This blog post demonstrates, how to improve the performance of DI pipeline by grouping multiple messages into a batch rather than send a single message at a time.
I had a requirement to expose some ECC data to enterprise Kafka topic using SAP Data Intelligence. I developed a custom ABAP operator to read data from ABAP function module and pass it to Kafka in JSON format.
Version of DI – SAP Data Intelligence 3.0
My initial build: Single Json message out
In this build, I had a function module (FM) to export a table of JSON messages and record count. Custom ABAP operator did a loop on the table and sent one message at a time to DI.
Main components of pipeline are
- Custom ABAP operator to read data from FM
- Kafka Producer
This design worked correctly and messages are posted in kafka as expected. However, throughput was very low at about 20 msg/sec.
Our bottleneck was communication between ABAP and DI layer – Abap code ended in seconds, but it took 24 minutes to see full payload of 24K messages in DI layer.
How I improved the performance: Batch multiple JSON messages into Stream output. This enables DI to consume more data with each read
DI interprets series of strings separated by NEWLINE (\n) as stream and has operators to convert ‘String to Stream’ and from ‘Stream to String’. I did the following changes to extract a stream of data from the ABAP layer.
- Update ABAP function module to concatenate messages into one long string separated by ‘\n’. So now the function module exports a long string instead of table of messages.

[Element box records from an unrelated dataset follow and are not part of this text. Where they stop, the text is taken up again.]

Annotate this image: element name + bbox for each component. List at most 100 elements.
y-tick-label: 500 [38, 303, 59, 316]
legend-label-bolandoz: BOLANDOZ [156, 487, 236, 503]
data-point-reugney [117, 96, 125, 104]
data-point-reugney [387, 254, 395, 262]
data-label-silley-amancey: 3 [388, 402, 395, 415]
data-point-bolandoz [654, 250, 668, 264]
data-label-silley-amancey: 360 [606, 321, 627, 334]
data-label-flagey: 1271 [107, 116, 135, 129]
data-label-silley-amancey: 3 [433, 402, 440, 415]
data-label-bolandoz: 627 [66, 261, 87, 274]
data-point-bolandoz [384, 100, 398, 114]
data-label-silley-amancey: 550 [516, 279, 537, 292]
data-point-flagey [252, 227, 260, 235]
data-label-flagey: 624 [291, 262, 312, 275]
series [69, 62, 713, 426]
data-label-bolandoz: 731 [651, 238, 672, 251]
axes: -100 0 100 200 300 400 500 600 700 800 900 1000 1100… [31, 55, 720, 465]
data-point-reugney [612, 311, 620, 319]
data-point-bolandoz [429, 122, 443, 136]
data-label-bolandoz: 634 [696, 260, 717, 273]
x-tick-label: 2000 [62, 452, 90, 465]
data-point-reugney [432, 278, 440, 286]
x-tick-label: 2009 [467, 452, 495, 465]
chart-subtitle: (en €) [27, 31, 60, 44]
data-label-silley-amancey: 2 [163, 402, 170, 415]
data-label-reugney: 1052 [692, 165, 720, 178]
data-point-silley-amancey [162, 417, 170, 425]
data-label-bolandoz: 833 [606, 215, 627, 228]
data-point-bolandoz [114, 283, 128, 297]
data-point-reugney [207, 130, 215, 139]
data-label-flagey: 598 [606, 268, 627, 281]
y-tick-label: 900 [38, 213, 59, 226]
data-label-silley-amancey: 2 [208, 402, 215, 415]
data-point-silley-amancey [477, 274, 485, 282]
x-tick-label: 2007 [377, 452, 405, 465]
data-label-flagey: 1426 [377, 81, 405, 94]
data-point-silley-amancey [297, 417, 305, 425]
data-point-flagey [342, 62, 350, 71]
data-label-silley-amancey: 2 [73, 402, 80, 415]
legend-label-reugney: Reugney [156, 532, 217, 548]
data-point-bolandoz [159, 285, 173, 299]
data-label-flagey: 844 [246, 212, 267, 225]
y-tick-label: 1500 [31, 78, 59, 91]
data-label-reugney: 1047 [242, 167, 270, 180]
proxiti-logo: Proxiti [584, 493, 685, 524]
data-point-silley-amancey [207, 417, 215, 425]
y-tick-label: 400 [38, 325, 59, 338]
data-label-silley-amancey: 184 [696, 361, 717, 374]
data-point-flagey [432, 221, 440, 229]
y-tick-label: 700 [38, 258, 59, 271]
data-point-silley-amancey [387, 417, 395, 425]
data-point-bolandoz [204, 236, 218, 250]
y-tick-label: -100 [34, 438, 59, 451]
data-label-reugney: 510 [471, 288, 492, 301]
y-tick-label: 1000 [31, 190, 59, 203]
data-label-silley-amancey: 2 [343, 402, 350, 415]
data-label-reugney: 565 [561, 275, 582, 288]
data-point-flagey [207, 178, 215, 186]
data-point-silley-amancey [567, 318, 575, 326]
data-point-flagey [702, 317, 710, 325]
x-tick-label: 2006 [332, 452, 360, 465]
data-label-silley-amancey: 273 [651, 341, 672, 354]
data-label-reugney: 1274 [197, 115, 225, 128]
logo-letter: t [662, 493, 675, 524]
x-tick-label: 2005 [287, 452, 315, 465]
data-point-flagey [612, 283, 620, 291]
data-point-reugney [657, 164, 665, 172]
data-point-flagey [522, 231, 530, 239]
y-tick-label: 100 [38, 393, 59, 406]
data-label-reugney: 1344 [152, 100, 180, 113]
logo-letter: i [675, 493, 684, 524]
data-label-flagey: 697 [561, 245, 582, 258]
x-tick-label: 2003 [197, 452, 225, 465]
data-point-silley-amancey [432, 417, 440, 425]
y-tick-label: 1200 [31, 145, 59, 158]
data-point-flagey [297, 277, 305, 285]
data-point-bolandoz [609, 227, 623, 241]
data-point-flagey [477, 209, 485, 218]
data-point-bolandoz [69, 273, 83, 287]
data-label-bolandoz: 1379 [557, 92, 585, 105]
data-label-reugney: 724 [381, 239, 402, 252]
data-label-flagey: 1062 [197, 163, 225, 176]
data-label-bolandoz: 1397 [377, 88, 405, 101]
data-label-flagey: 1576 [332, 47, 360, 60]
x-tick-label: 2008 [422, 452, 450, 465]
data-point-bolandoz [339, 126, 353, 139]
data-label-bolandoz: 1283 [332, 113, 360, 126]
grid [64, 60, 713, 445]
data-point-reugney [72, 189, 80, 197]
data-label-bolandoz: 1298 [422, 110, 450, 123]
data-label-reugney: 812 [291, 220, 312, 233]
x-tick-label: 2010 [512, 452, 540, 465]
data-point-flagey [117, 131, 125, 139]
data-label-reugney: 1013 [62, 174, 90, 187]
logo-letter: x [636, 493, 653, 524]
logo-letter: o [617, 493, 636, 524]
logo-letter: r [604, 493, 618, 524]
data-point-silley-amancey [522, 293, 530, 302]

Take care to limit your string length if you have large payload. I limited mine to 1M chars.
- Pass this output into the ‘StringToStream’ operator, so DI sees it as a stream.
- Then connect it to ‘StreamToString’ to split the output into multiple messages for Kafka
Now, ABAP operator in DI does not have to read multiple strings from backend, but only one long output. Once data is in the DI layer, pipeline completed very fast improving throughput by 1400% from 20 msg/sec to 300 msg/sec.
Main components in this pipeline are:
- Custom ABAP operator to reads data from FM
- ‘StringToStream’ Operator
- ‘StreamToString’ Operator
- Kafka Producer
Hope this helps to tune your pipelines. I would love to hear if you have used other techniques to improve your pipeline performance.